Surely Benton and Ericksen realized that their candidate had little to no chance of ever winning this deep-blue state. But they must also have recognized it would help further their political fortunes should he win the US Presidency, and their stars are indeed now rising in the Trump firmament. Thus Washington state taxpayers have unwittingly helped these clever right-wing politicians get where they have been longing to go.
Last year Benton had lost a lucrative $150,000/year job as the controversial head of the Clark County Department of Environmental Services, for which he was patently unqualified. That position was abolished in a government reorganization, forcing him to get by on his senate salary of less than a third as much. At the end of the year, he resigned as the senator from Washingon’s 17th district near Vancouver.
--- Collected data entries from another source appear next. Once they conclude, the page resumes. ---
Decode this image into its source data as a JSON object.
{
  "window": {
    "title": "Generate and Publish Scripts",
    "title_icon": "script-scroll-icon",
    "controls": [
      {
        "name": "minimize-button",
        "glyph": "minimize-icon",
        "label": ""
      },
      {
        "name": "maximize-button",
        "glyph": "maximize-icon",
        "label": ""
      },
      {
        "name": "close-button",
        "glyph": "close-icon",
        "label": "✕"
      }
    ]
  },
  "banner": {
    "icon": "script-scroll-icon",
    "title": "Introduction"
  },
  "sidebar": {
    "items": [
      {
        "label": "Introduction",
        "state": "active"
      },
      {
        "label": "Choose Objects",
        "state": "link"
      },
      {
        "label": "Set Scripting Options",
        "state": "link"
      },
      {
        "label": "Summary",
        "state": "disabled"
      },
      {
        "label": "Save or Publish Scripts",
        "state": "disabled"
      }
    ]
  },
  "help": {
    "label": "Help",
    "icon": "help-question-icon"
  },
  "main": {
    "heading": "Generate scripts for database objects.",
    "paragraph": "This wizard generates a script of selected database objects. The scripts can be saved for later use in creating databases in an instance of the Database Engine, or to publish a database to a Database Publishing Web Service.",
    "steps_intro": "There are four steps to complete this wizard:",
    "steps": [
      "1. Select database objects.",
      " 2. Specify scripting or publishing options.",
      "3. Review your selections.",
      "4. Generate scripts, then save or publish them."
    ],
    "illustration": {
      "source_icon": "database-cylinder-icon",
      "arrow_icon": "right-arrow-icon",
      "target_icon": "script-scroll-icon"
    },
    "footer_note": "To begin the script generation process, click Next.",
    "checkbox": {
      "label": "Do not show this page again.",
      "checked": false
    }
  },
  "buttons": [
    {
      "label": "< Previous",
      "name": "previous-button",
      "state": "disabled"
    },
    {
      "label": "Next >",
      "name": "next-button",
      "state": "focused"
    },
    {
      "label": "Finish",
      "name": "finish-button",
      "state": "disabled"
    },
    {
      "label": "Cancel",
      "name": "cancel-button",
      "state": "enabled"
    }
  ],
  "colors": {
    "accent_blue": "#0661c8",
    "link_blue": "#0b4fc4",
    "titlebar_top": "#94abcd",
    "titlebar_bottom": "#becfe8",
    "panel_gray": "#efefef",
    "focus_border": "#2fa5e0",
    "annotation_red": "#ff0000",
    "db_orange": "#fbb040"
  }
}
He will apparently serve as at least the temporary White House liaison to the EPA. It’s not yet clear whether he will remain in this “shadow cabinet” position long term.
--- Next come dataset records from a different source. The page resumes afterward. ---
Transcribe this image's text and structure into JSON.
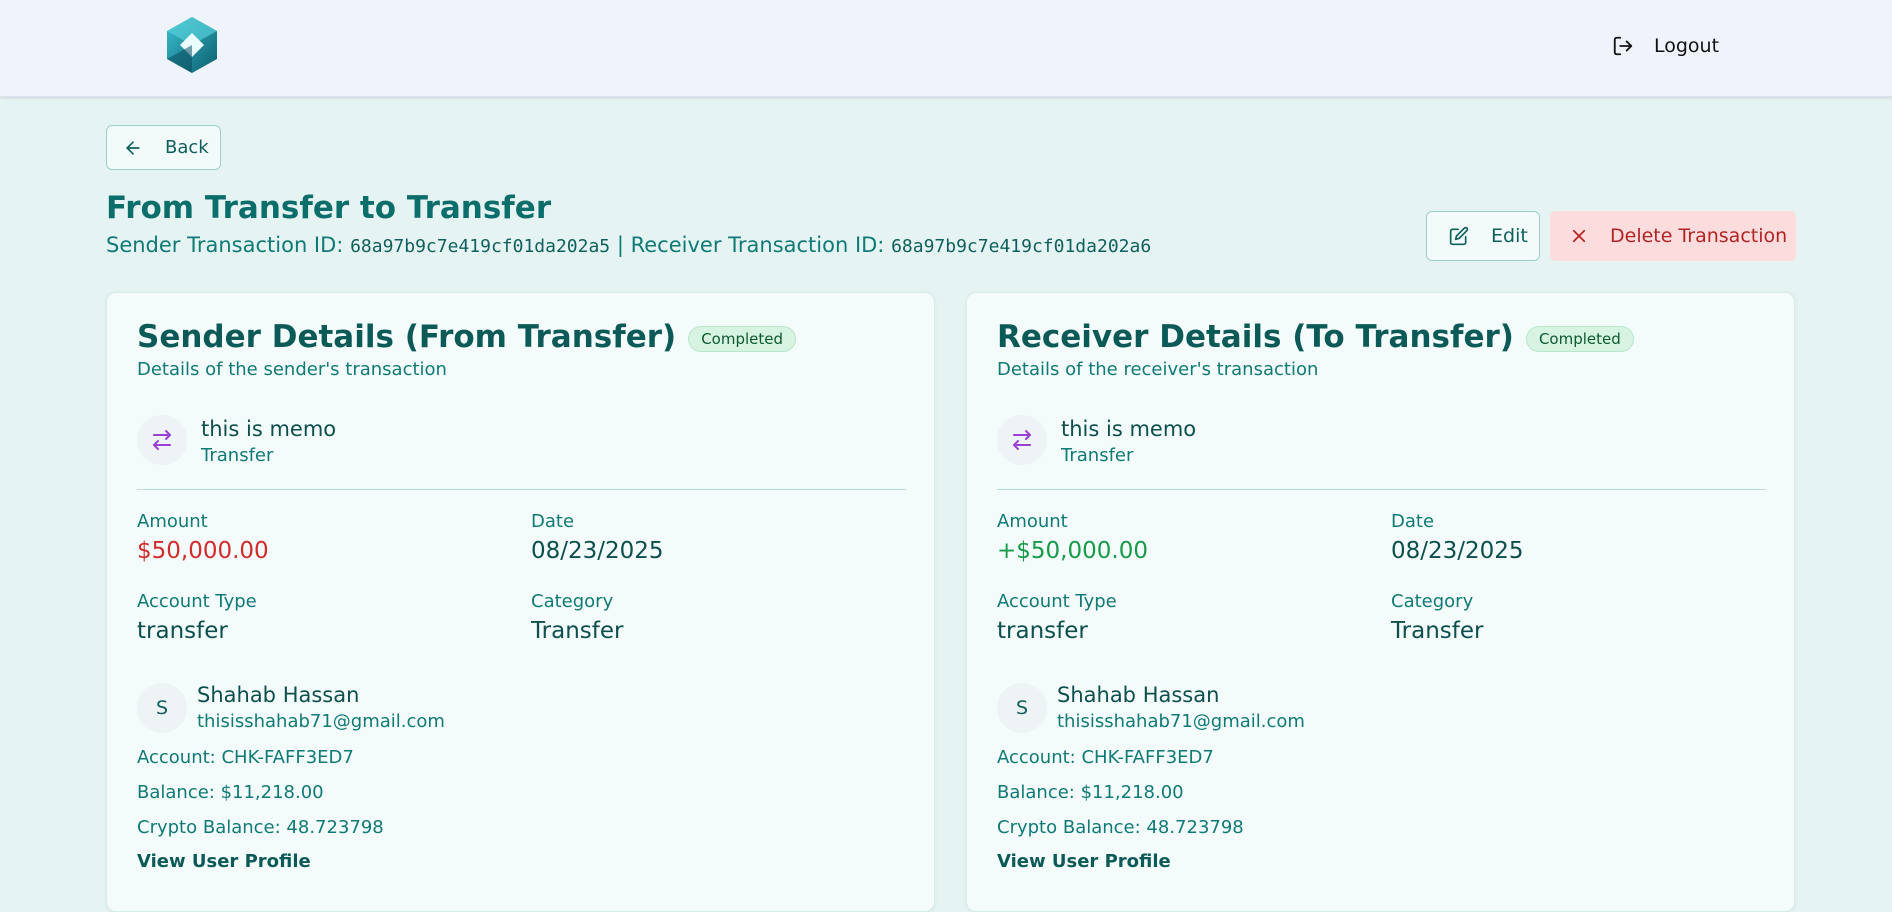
{
  "header": {
    "logo_icon": "hexagon-cube-logo",
    "logout_label": "Logout"
  },
  "back_label": "Back",
  "page": {
    "title": "From Transfer to Transfer",
    "sender_id_label": "Sender Transaction ID:",
    "sender_id": "68a97b9c7e419cf01da202a5",
    "separator": "|",
    "receiver_id_label": "Receiver Transaction ID:",
    "receiver_id": "68a97b9c7e419cf01da202a6"
  },
  "actions": {
    "edit_label": "Edit",
    "delete_label": "Delete Transaction"
  },
  "sender": {
    "title": "Sender Details (From Transfer)",
    "status": "Completed",
    "description": "Details of the sender's transaction",
    "memo": "this is memo",
    "memo_type": "Transfer",
    "amount_label": "Amount",
    "amount": "$50,000.00",
    "date_label": "Date",
    "date": "08/23/2025",
    "account_type_label": "Account Type",
    "account_type": "transfer",
    "category_label": "Category",
    "category": "Transfer",
    "avatar_initial": "S",
    "user_name": "Shahab Hassan",
    "user_email": "thisisshahab71@gmail.com",
    "account": "Account: CHK-FAFF3ED7",
    "balance": "Balance: $11,218.00",
    "crypto_balance": "Crypto Balance: 48.723798",
    "profile_link": "View User Profile"
  },
  "receiver": {
    "title": "Receiver Details (To Transfer)",
    "status": "Completed",
    "description": "Details of the receiver's transaction",
    "memo": "this is memo",
    "memo_type": "Transfer",
    "amount_label": "Amount",
    "amount": "+$50,000.00",
    "date_label": "Date",
    "date": "08/23/2025",
    "account_type_label": "Account Type",
    "account_type": "transfer",
    "category_label": "Category",
    "category": "Transfer",
    "avatar_initial": "S",
    "user_name": "Shahab Hassan",
    "user_email": "thisisshahab71@gmail.com",
    "account": "Account: CHK-FAFF3ED7",
    "balance": "Balance: $11,218.00",
    "crypto_balance": "Crypto Balance: 48.723798",
    "profile_link": "View User Profile"
  },
  "colors": {
    "accent": "#0b6e6b",
    "debit": "#d12b2b",
    "credit": "#179b4a",
    "badge_bg": "#d7f3e2",
    "delete_bg": "#fcdcdc"
  }
}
As Chairman of the Senate Energy, Environment and Telecommunications Committee, Ericksen logged one of the worst environmental records in the state, according to Washington Conservation Voters. He has managed to block or stall legislation on renewable energy and dealing with climate change. But what else can one expect from a state legislator who has enjoyed lavish campaign contributions and free meals from the oil-industry and its lobbyists?
Last November, Ericksen also authored an infamous senate bill labelling environmental activists as “economic terrorists,” guilty of felonies and subject to criminal penalties, including jail time for trespassing. This is called butchering the English language. Sitting peacefully on railroad tracks is an act of terror? By his warped lexicon, civil-rights activist Rosa Parks would have been a “transportation terrorist” for refusing to surrender her bus seat in 1955.
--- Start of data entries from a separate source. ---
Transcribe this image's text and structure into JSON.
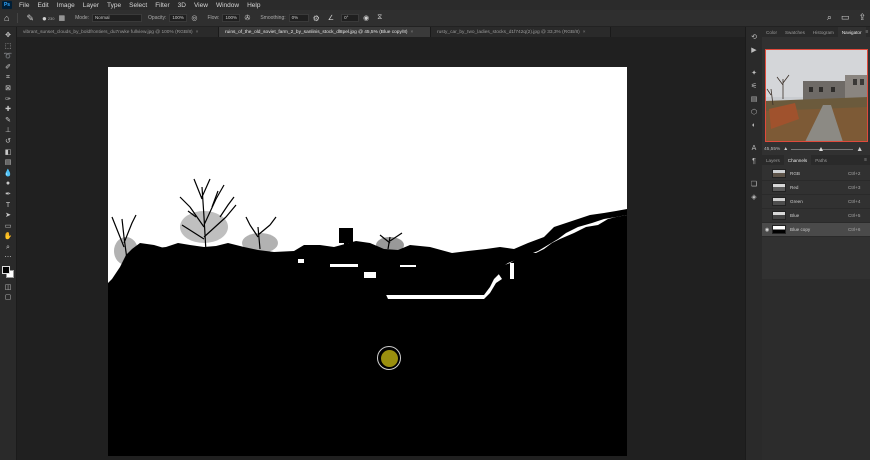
{
  "app": {
    "logo": "Ps"
  },
  "menu": [
    "File",
    "Edit",
    "Image",
    "Layer",
    "Type",
    "Select",
    "Filter",
    "3D",
    "View",
    "Window",
    "Help"
  ],
  "options_bar": {
    "brush_size": "230",
    "mode_label": "Mode:",
    "mode_value": "Normal",
    "opacity_label": "Opacity:",
    "opacity_value": "100%",
    "flow_label": "Flow:",
    "flow_value": "100%",
    "smoothing_label": "Smoothing:",
    "smoothing_value": "0%",
    "angle_value": "0°",
    "right_icons": [
      "search-icon",
      "workspace-icon",
      "share-icon"
    ]
  },
  "document_tabs": [
    {
      "label": "vibrant_sunset_clouds_by_boldfrontiers_du7nwke fullview.jpg @ 100% (RGB/8)",
      "active": false
    },
    {
      "label": "ruins_of_the_old_soviet_farm_2_by_sanlinis_stock_dl8pel.jpg @ 45,5% (Blue copy/8)",
      "active": true
    },
    {
      "label": "rusty_car_by_two_ladies_stocks_d1f742q(2).jpg @ 33,3% (RGB/8)",
      "active": false
    }
  ],
  "tab_close_glyph": "×",
  "tools": [
    "move-icon",
    "marquee-icon",
    "lasso-icon",
    "quick-select-icon",
    "crop-icon",
    "frame-icon",
    "eyedropper-icon",
    "healing-icon",
    "brush-icon",
    "clone-stamp-icon",
    "history-brush-icon",
    "eraser-icon",
    "gradient-icon",
    "blur-icon",
    "dodge-icon",
    "pen-icon",
    "type-icon",
    "path-select-icon",
    "rectangle-icon",
    "hand-icon",
    "zoom-icon",
    "more-tools-icon"
  ],
  "colors": {
    "foreground": "#000000",
    "background": "#ffffff",
    "brush_cursor": "#9a8f0e",
    "navigator_frame": "#e04a3c"
  },
  "top_panel_tabs": [
    {
      "label": "Color",
      "active": false
    },
    {
      "label": "Swatches",
      "active": false
    },
    {
      "label": "Histogram",
      "active": false
    },
    {
      "label": "Navigator",
      "active": true
    }
  ],
  "navigator": {
    "zoom": "45,55%"
  },
  "bottom_panel_tabs": [
    {
      "label": "Layers",
      "active": false
    },
    {
      "label": "Channels",
      "active": true
    },
    {
      "label": "Paths",
      "active": false
    }
  ],
  "panel_menu_glyph": "≡",
  "channels": [
    {
      "name": "RGB",
      "shortcut": "Ctrl+2",
      "selected": false,
      "visible": false
    },
    {
      "name": "Red",
      "shortcut": "Ctrl+3",
      "selected": false,
      "visible": false
    },
    {
      "name": "Green",
      "shortcut": "Ctrl+4",
      "selected": false,
      "visible": false
    },
    {
      "name": "Blue",
      "shortcut": "Ctrl+5",
      "selected": false,
      "visible": false
    },
    {
      "name": "Blue copy",
      "shortcut": "Ctrl+6",
      "selected": true,
      "visible": true
    }
  ]
}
And according to recent articles and reliable sources, Ericksen hopes to stay on the EPA payroll after the transition winds down. He has reportedly been angling for the position of EPA Region 10 Administrator, just vacated by Dennis McLerran at the end of the Obama administration, in charge of Pacific Northwest operations. That’s a position with major environmental responsibility — and a six-figure salary — in charge of more than 500 employees and a budget exceeding $300 million.
Headquartered in Seattle, the Region 10 office oversees EPA’s activities in Alaska, Idaho, Oregon and Washington — including support for such projects and groups as the Puget Sound Partnership and Northwest Indian Fisheries Commission. It is the lead office in EPA’s environmental assessment of the controversial Bristol Bay, Alaska, open-pit mining project. And the office works closely with Environment Canada on joint efforts aimed at restoring the ecological health of the Salish Sea.
Benton and Ericksen’s “beachhead” assignments are clearly part of Trump plans to gut the agency, led by his choice for EPA Administrator, Scott Pruitt, now under review by the US Senate. As Oklahoma Attorney General, Pruitt repeatedly sued the agency over its measures, most notably Obama’s Clean Power Plan to reduce carbon-dioxide emissions from utility power plants. He is no friend of the environment — and a resolute ally of fossil-fuel industries.
On his first working day in the Other Washington, Ericksen got caught in the political crossfire that erupted after Trump transition-team members attempted to muzzle EPA scientists and staff — and to drop climate-change information from its web site. “We’re watching the dark cloud of Mordor extend over federal service,” opined Jeff Ruch, director of Public Employees for Environmental Responsibility. Former EPA Administrator William K. Reilly said the agency seems to be “going down a very dark road” with regard to communicating its science.
“We’re just trying to get a handle on everything and make sure what goes out reflects the priorities of the new administration,” Ericksen backpedaled in his new role as communications director for the EPA beachhead team. Then news broke that a freeze had been ordered on all EPA grants and contracts, leading to another round of muddled apologies and excuses. It must have been a scorching baptism of fire!
Meanwhile, back in Olympia, Ericksen was missing in action. He canceled a mid-week hearing of his committee. And he was nowhere to be seen at a hearing of the Senate Natural Resources and Parks Committee on another bill he had authored, SB 5171, meant to shackle the Department of Natural Resources and Commissioner of Public Lands in granting leases to state lands. If enacted, that bill would overrule outgoing Commissioner Peter Goldmark’s recent decision to restore 45 acres of public tidelands to the Cherry Point Aquatic Reserve.
It’s indeed a sad commentary that two Washington state-Republicans with terrible environmental records stand in the forefront of the Trump administration’s attack on this venerable agency, which was established in 1970 under the visionary leadership of William Ruckelshaus, now a San Juan County resident. Since its origins under President Nixon, many Pacific Northwest politicians, from both sides of the aisle, have heartily endorsed its environmental activities. This stauch bipartisan support has been crucial in EPA’s successful efforts to clean up the nation’s air, lands and waters, which were in a woeful state when the agency was launched. Are we headed back to those bygone days?
Defenders of the Pacific Northwest environment must resolutely oppose these looming appointments with every possible means at their disposal.